- Born: March 1, 1915 Beijing, China
- Died: July 17, 2012 (aged 97) Beijing, China
- Education: Peking University UCLA Harvard University
- Scientific career
- Fields: Acoustics

Chinese name
- Simplified Chinese: 马大猷

Standard Mandarin
- Hanyu Pinyin: Mǎ Dàyóu
- Wade–Giles: Ma Ta-yu

= Ma Dayou =

Chinese physicist

Ma Dayou or Dah-You Maa (马大猷; March 1, 1915 – July 17, 2012) was a Chinese acoustical physicist, specializing in various aspects of acoustics, especially sound generation, transmission and absorption. Academician of Chinese Academy of Sciences (CAS), Ma was a research professor at Institute of Acoustics of CAS; Chairman of Chinese National Acoustics Standardization Technical Committee; and Editor-in-Chief of Chinese Journal of Acoustics.

== Early life and education ==
Ma was born in 1915 in Beijing, to a poor and intellectual family. His father was educated in Japan and obtained his law degree at Meiji University. Ma Dayou attended the High School Affiliated to Beijing Normal University. In 1936, he graduated from Peking University and went to U.S. for further studies. He researched at UCLA and got his doctorate degree at Harvard University in 1940.

== Career ==
In 1938, Ma published his first research paper, under the direction of Dr. Vern Oliver Knudsen, renowned UCLA acoustical physicist, "The distribution of the low frequency normal mode in a rectangular room", which was considered later as the benchmark for applied normal mode theory and room acoustics. At Harvard, he involved in the research task of "The decay of sound in rectangular room" and published a series of papers on the topic. In his lifetime, Ma published some 30 papers on room acoustics based on normal mode theory, and around 150 including other topics, thereafter. Ma published more than 180 papers on room acoustics and some other subjects.

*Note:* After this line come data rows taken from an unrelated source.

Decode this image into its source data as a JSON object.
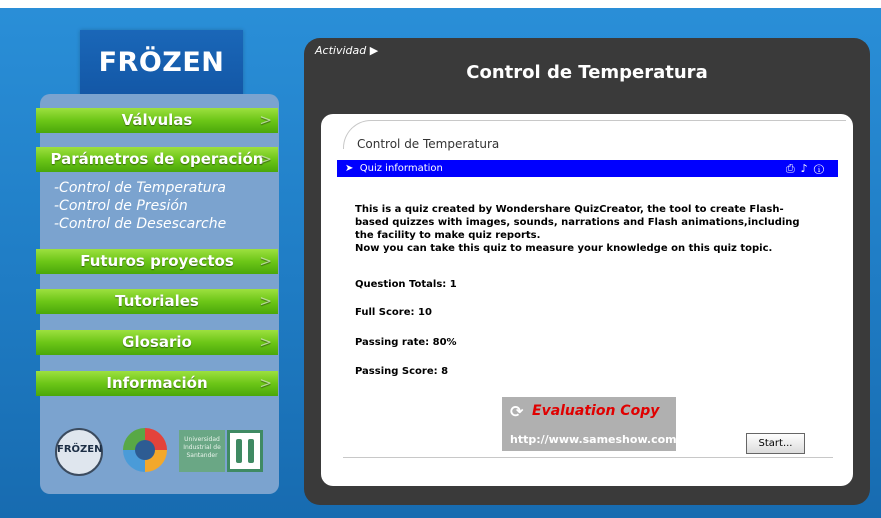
{
  "logo": {
    "text": "FRÖZEN"
  },
  "menu": {
    "items": [
      {
        "label": "Válvulas"
      },
      {
        "label": "Parámetros de operación"
      },
      {
        "label": "Futuros proyectos"
      },
      {
        "label": "Tutoriales"
      },
      {
        "label": "Glosario"
      },
      {
        "label": "Información"
      }
    ],
    "submenu": [
      {
        "label": "-Control de Temperatura"
      },
      {
        "label": "-Control de Presión"
      },
      {
        "label": "-Control de Desescarche"
      }
    ]
  },
  "header": {
    "activity": "Actividad ▶",
    "title": "Control de Temperatura"
  },
  "quiz": {
    "panel_title": "Control de Temperatura",
    "bar_label": "Quiz information",
    "bar_icons": [
      "print-icon",
      "speaker-icon",
      "info-icon"
    ],
    "intro": "This is a quiz created by Wondershare QuizCreator, the tool to create Flash-based quizzes with images, sounds, narrations and Flash animations,including the facility to make quiz reports.",
    "intro2": "Now you can take this quiz to measure your knowledge on this quiz topic.",
    "question_totals": "Question Totals: 1",
    "full_score": "Full Score: 10",
    "passing_rate": "Passing rate: 80%",
    "passing_score": "Passing Score: 8",
    "start_label": "Start..."
  },
  "evaluation": {
    "title": "Evaluation Copy",
    "url": "http://www.sameshow.com"
  },
  "footer_badges": {
    "frozen_badge": "FRÖZEN",
    "university": "Universidad Industrial de Santander"
  },
  "colors": {
    "bar_blue": "#0000ff",
    "menu_green": "#6cc617",
    "panel_dark": "#3a3a3a"
  }
}
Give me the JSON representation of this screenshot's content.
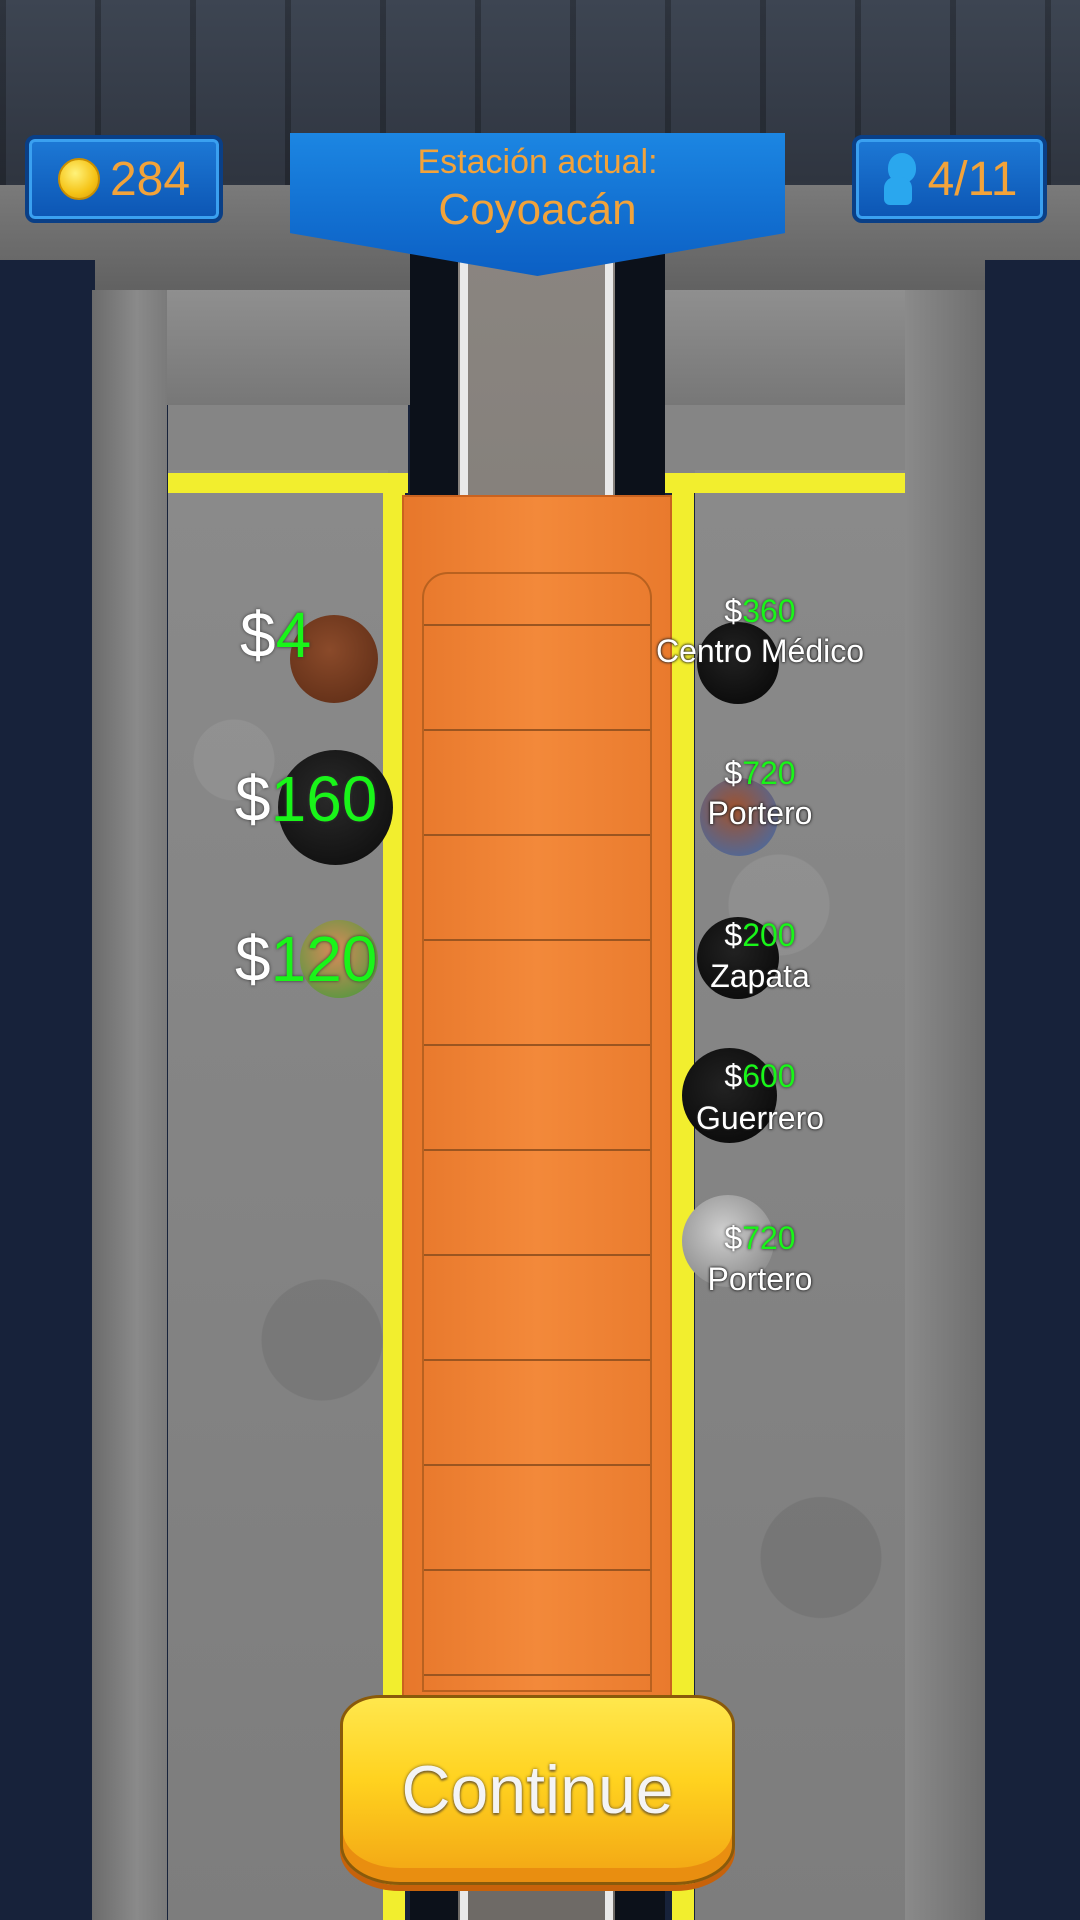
{
  "hud": {
    "coins": "284",
    "coin_icon": "coin-icon",
    "passengers": "4/11",
    "passenger_icon": "passenger-icon"
  },
  "station": {
    "label": "Estación actual:",
    "name": "Coyoacán"
  },
  "waiting_passengers": [
    {
      "symbol": "$",
      "amount": "4"
    },
    {
      "symbol": "$",
      "amount": "160"
    },
    {
      "symbol": "$",
      "amount": "120"
    }
  ],
  "onboard_passengers": [
    {
      "symbol": "$",
      "amount": "360",
      "destination": "Centro Médico"
    },
    {
      "symbol": "$",
      "amount": "720",
      "destination": "Portero"
    },
    {
      "symbol": "$",
      "amount": "200",
      "destination": "Zapata"
    },
    {
      "symbol": "$",
      "amount": "600",
      "destination": "Guerrero"
    },
    {
      "symbol": "$",
      "amount": "720",
      "destination": "Portero"
    }
  ],
  "continue_label": "Continue",
  "colors": {
    "hud_blue": "#0c55b3",
    "hud_text": "#f2a33a",
    "money_green": "#19f519",
    "train_orange": "#f3893a",
    "platform_edge_yellow": "#f2ee2e",
    "button_yellow": "#ffd21f"
  }
}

In 1940, during the Sino-Japanese war, Ma went back to China through Viet Nam and took a faculty tenure at the wartime temporary university in Kunming - National Southwestern Associated University. In 1942, at the age of 27, he was promoted as professor of Department of Electrical Engineering, the youngest professor of the whole university.

In 1943, Ma was elected as a fellow of the Acoustical Society of America, the only Chinese national member of ASA at the time.

Ma returned to Beijing in 1946 where he became the first Dean of Engineering Department of Peking University.

In 1955, Ma was one of the founding member of Chinese Academy of Sciences.

In 1956, Ma designed and built the first acoustics laboratories in China, including reverberation chambers, sound insulation measurement rooms, anechoic chamber, high intensity acoustic noise testing chamber, and water tank for underwater acoustics measurements.

In 1959, he was charge of the acoustic design work of the Great Hall of the People.

According to Ma's Harvard classmate and friend, MIT professor Leo Beranek's paper published in 2013, during the Cultural Revolution period in China (1966-1976), Ma was under house arrest. But according to a paper published the same year by one of his post-graduate student, Tian Jing (田静), in 1966, Ma gave a formula of jet noise power via air pressure and invented micro-perforated panel absorbers and micro-perforation jet mufflers. These were the main missions of a ad hoc task force Ma headed, in order to prepare for the missile tests China was about to launch.

In 2012, ASA selected Ma as its 19th honorary fellow at the first joint meeting of ASA and Acoustical Society of China held in Hong Kong.